Wenngleich eine ausdrückliche Feststellung der Intention der Heimhilfe nicht getroffen wurde, ist aufgrund der Behauptungslage und der Feststellungen davon auszugehen, dass die Heimhilfe die Rettung anforderte, weil sie wegen einer möglichen Verletzung der Klägerin die Inanspruchnahme von ärztlicher Hilfe für notwendig ansah. Dass die Sanitäter den Revers unterfertigen ließen, zeigt, dass bei ihnen selbst nach der Angabe der Klägerin, keine Schmerzen zu verspüren, ein Krankheitsverdacht nicht zur Gänze ausgeräumt war. Es ist nicht strittig, dass die Klägerin nach der Lage des Falls nicht gehfähig war und aufgrund ihres körperlichen und geistigen Zustands auch nicht mit Hilfe der Heimhelferin ein öffentliches Verkehrsmittel benutzen konnte.

Dass die mit der Ausfahrt des Rettungswagens begonnene Beförderung zur Inanspruchnahme ärztlicher Hilfe nicht mit dem Transport der Klägerin zu einem Arzt oder in eine Krankenanstalt endete, bedeutet entgegen der Ansicht der Revisionswerberin nicht, dass im Anlassfall ein Krankentransport im Sinn des Gesetzes und der Satzung nicht vorliegt. Zum einen war - wie dargelegt - die Anforderung der Rettung durch die Heimhilfe der Klägerin zur Inanspruchnahme ärztlicher Hilfe aus ex-ante-Sicht notwendig. Zum anderen sind der Klägerin wegen ihres Geisteszustands die zur vorzeitigen Beendigung des Transports führenden Umstände (ihre Angabe, keine Schmerzen zu haben, und die Unterfertigung des Reverses) nicht zuzurechnen, sodass sie das Unterbleiben des Transports durch die Vertragseinrichtung der beklagten Partei nicht belastet.

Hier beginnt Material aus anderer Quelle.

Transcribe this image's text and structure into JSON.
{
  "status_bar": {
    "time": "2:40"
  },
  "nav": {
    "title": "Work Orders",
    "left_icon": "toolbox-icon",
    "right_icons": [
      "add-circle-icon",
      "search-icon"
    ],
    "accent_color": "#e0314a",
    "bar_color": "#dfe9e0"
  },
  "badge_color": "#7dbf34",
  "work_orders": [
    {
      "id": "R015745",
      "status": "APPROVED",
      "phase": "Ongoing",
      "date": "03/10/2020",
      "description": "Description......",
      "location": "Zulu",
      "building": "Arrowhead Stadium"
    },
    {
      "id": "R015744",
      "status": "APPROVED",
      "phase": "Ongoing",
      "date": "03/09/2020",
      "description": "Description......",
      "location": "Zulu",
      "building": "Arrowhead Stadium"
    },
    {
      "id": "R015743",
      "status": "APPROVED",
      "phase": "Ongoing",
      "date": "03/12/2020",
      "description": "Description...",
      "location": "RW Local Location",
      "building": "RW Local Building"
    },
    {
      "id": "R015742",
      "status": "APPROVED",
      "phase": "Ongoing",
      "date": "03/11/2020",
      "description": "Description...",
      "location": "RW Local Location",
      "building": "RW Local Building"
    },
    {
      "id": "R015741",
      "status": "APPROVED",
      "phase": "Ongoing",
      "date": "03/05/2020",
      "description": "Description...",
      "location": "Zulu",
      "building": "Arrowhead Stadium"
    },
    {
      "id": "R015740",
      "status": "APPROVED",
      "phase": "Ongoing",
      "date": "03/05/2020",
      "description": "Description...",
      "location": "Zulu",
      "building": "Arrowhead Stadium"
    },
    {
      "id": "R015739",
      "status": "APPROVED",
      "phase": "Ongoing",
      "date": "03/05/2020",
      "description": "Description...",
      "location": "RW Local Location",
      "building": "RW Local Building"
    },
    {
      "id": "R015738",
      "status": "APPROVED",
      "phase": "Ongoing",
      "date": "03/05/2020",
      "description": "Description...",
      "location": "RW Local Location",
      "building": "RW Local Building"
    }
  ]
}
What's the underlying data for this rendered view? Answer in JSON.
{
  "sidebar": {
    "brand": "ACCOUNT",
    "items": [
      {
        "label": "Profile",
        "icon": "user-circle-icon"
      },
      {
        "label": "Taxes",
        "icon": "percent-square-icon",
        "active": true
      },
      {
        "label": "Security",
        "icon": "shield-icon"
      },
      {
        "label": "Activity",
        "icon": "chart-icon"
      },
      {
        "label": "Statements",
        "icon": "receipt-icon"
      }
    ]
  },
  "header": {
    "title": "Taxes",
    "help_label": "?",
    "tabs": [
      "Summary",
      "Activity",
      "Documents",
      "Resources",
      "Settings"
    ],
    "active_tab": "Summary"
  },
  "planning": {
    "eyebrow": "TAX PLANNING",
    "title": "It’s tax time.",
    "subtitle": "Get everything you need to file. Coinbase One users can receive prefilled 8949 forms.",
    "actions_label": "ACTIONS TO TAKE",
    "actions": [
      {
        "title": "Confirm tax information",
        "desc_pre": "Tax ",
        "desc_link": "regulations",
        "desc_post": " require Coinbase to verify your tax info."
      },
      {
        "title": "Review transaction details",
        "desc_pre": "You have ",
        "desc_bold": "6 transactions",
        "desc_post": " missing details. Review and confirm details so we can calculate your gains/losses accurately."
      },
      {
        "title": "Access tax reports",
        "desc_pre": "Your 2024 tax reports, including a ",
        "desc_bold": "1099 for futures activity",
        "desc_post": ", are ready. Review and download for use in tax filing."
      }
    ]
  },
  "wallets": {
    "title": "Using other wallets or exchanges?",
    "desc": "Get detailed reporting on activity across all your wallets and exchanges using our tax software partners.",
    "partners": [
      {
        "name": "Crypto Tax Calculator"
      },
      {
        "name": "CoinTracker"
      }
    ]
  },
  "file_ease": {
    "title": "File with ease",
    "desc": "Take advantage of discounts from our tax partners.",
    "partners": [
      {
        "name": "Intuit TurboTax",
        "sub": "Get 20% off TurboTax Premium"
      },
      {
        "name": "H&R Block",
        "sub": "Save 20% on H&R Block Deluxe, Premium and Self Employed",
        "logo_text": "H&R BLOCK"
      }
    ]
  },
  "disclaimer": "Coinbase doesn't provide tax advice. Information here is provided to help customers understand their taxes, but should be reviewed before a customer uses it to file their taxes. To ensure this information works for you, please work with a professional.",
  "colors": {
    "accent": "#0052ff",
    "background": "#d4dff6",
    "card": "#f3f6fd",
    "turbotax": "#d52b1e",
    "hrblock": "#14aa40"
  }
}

Ob eine Leistungspflicht des Krankenversicherungsträgers auch dann zu bejahen wäre, wenn ein zurechnungsfähiger Versicherter trotz weiter bestehenden Krankheitsverdachts eine Beförderung mit dem angeforderten Krankentransportwagen ablehnt, muss mangels Entscheidungsrelevanz nicht geprüft werden.

Die Sozialrechtssache ist nicht entscheidungsreif. Die beklagte Partei hat die Transportkosten nur in satzungsmäßiger Höhe zu ersetzen. Die zur Beurteilung der Höhe des Ersatzanspruchs notwendigen Feststellungen wurden nicht getroffen, sodass es zu einer Aufhebung und Rückverweisung kommen muss. Das Erstgericht wird mit den Parteien die Frage der Höhe des Ersatzanspruchs zu erörtern, über strittig bleibende Tatfragen Feststellungen zu treffen und neuerlich zu entscheiden haben.

Der Kostenvorbehalt beruht auf § 52 Abs 1 ZPO. Die beklagte Partei hat gemäß § 77 Abs 1 Z 1 ASGG die Kosten ihrer Revision selbst zu tragen.